Les incidents de remboursement de prêt en hausse

Modifié le - Auteur Par Emmanuelle Audibert
Les incidents de remboursement de prêt en hausse

D’après la Banque de France, en un an, les incidents de remboursement de prêt ont connu une hausse de 10 %. Pour cause, depuis le début de cette année, plus de 161 600 inscriptions au fichier des incidents de remboursement des crédits aux particuliers (FICP) ont été dénombrées par cette institution. Pourquoi cette augmentation ? Et qu’adviendra-t-il des ménages victimes de ces incidents de remboursement de prêt ? Tout de suite les réponses.

Incident bancaire : Le contexte économique actuel en cause

Généralement, les incidents de remboursement résultent d’un accident de vie, d’une perte d’emploi ou d’une séparation au sein d’un ménage. Toutefois,  il semblerait que cette année,  la hausse du coût de la vie en soit devenue la principale cause

En effet, depuis l’augmentation imprévue des prix du carburant et des denrées alimentaires, pour ne citer que ceux-là, « joindre les deux bouts » est devenu de plus en plus difficile pour bon nombre de ménages français. Entre faire le plein du réservoir, du garde-manger, payer les factures et le loyer, beaucoup se sont ainsi retrouvés dans l’incapacité de rembourser leur prêt (prêt immobilier ou crédit à la consommation).

À noter que selon la Banque de France, 161 609 inscriptions au FICP causées par des incidents de paiement ont été enregistrées cette année. Cela représente une augmentation de 24 % par rapport à 2021. Pour ce qui est des inscriptions au Fichier central des chèques (FCC), leur nombre a augmenté de 13 %. Pour rappel, le FFC recense les personnes ayant émis un chèque sans provisions et celles dont la carte bancaire a été retirée suite à un dépassement de découvert.

Les crédits immobiliers et leurs taux bas également pointés du doigt

Rappelons qu’au cours de l’année 2021, la production de crédits immobiliers a fortement augmenté en France (273 milliards d’euros de prêts à l’habitat contractés). Le fait est que durant la pandémie de Covid-19, un grand nombre de Français a pu se constituer une épargne conséquente. Encouragés par cela, mais aussi et surtout par les taux historiquement bas des crédits immobiliers, beaucoup ont ainsi cédé à l’envie de devenir propriétaire d’un bien immobilier.

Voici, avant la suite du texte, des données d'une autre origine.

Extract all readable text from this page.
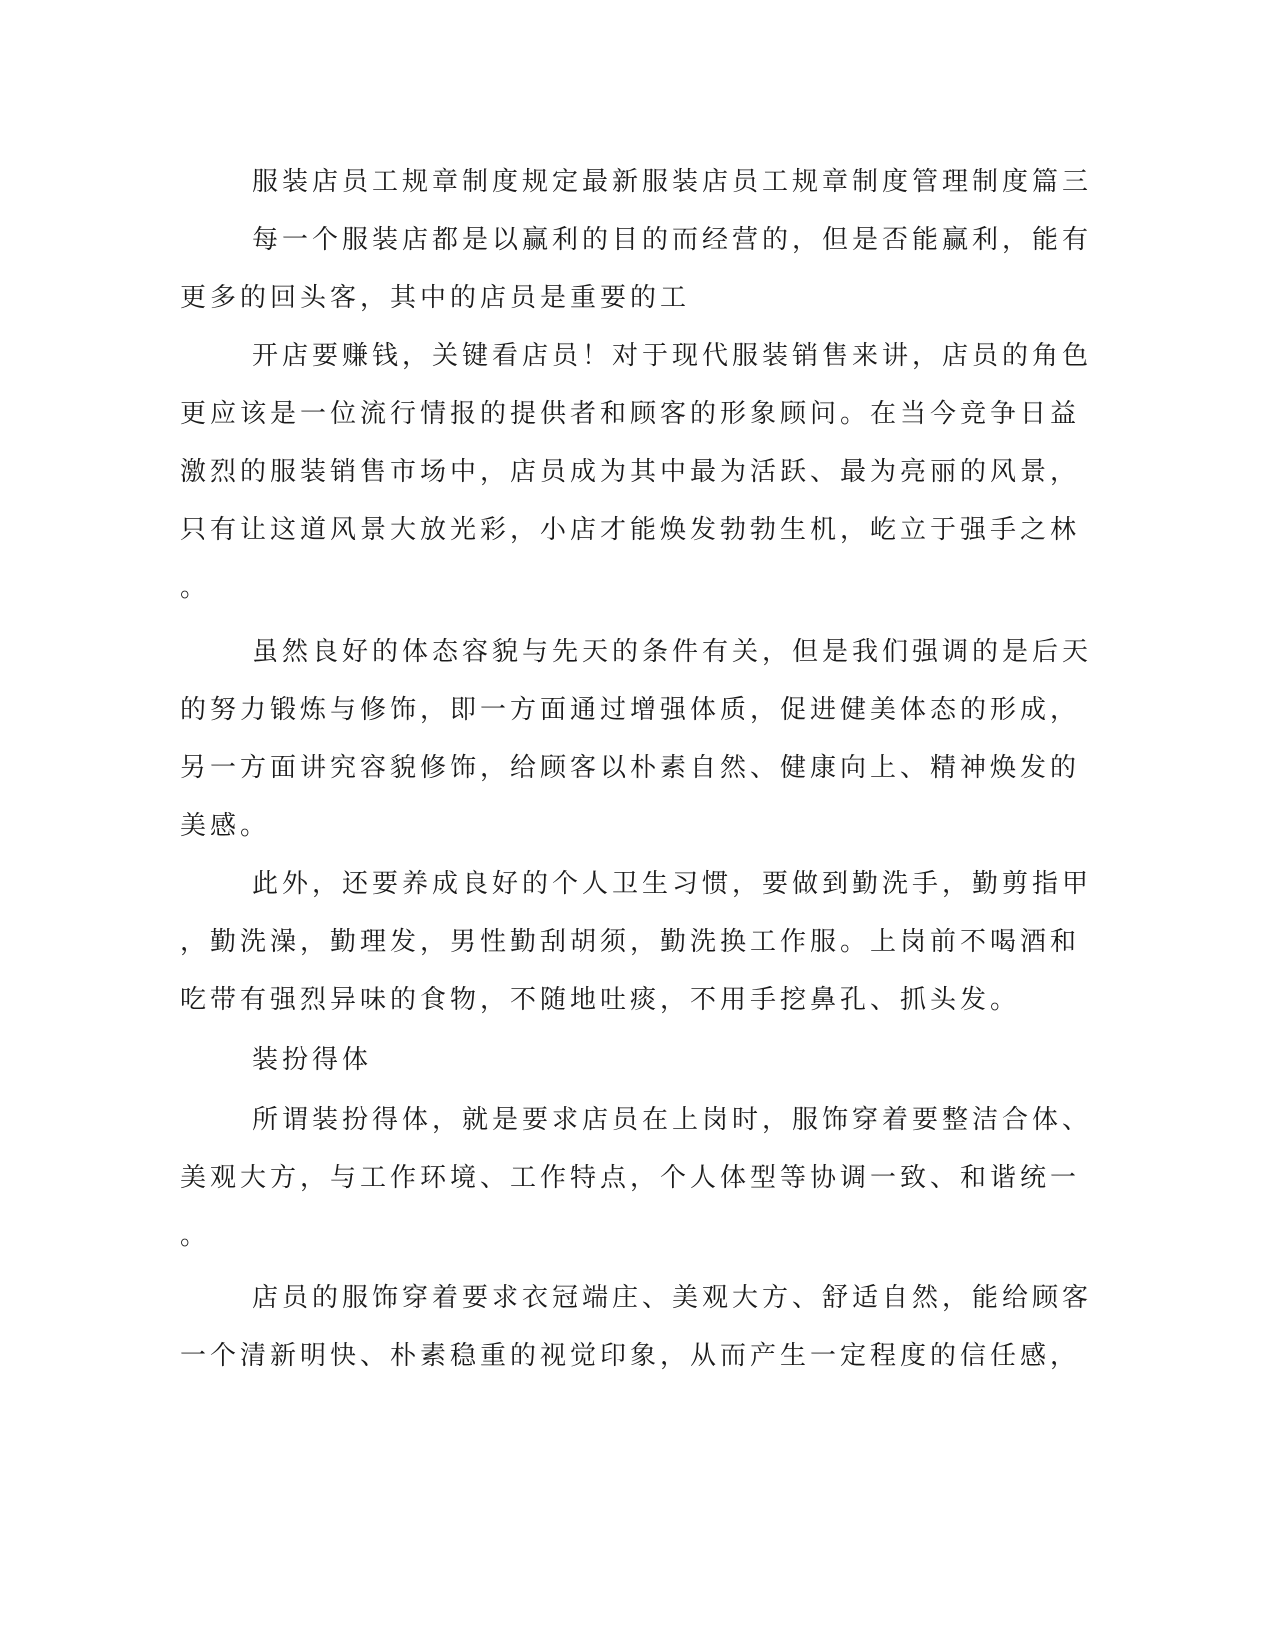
服装店员工规章制度规定最新服装店员工规章制度管理制度篇三
每一个服装店都是以赢利的目的而经营的，但是否能赢利，能有
更多的回头客，其中的店员是重要的工
开店要赚钱，关键看店员！对于现代服装销售来讲，店员的角色
更应该是一位流行情报的提供者和顾客的形象顾问。在当今竞争日益
激烈的服装销售市场中，店员成为其中最为活跃、最为亮丽的风景，
只有让这道风景大放光彩，小店才能焕发勃勃生机，屹立于强手之林
。
虽然良好的体态容貌与先天的条件有关，但是我们强调的是后天
的努力锻炼与修饰，即一方面通过增强体质，促进健美体态的形成，
另一方面讲究容貌修饰，给顾客以朴素自然、健康向上、精神焕发的
美感。
此外，还要养成良好的个人卫生习惯，要做到勤洗手，勤剪指甲
，勤洗澡，勤理发，男性勤刮胡须，勤洗换工作服。上岗前不喝酒和
吃带有强烈异味的食物，不随地吐痰，不用手挖鼻孔、抓头发。
装扮得体
所谓装扮得体，就是要求店员在上岗时，服饰穿着要整洁合体、
美观大方，与工作环境、工作特点，个人体型等协调一致、和谐统一
。
店员的服饰穿着要求衣冠端庄、美观大方、舒适自然，能给顾客
一个清新明快、朴素稳重的视觉印象，从而产生一定程度的信任感，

Cependant, tous n’ont pas réellement su mesurer l’impact de l’achat d’un bien à un prix élevé sur leurs finances, ce qui les a notamment conduits à se retrouver en difficulté aujourd’hui. Effectivement, une grande majorité de ceux qui ont choisi une longue durée d’emprunt a été amenée à devoir payer leur crédit à un prix élevé, et ce, malgré les faibles taux appliqués.

Soulignons d’ailleurs que durant cette période de taux exceptionnellement bas, le coût de revient relatif, c’est-à-dire les intérêts payés par rapport aux revenus, a atteint des sommets (+4.4%). En somme, la situation a donc surtout profité aux banques plutôt qu’aux emprunteurs.

Incidents de remboursement de prêt : quelles conséquences ?

Lorsqu’une personne fait un chèque sans provision ou dépasse son découvert et qu’elle ne parvient pas à régulariser sa situation, sachez qu’elle se retrouve inévitablement fichée à la Banque de France. Selon son cas, elle peut alors être inscrite soit au FCC, soit au FNCI (Fichier National des Chèques Irréguliers) ou au FICP. En effet, Banque de France a été on ne peut plus clair à ce sujet.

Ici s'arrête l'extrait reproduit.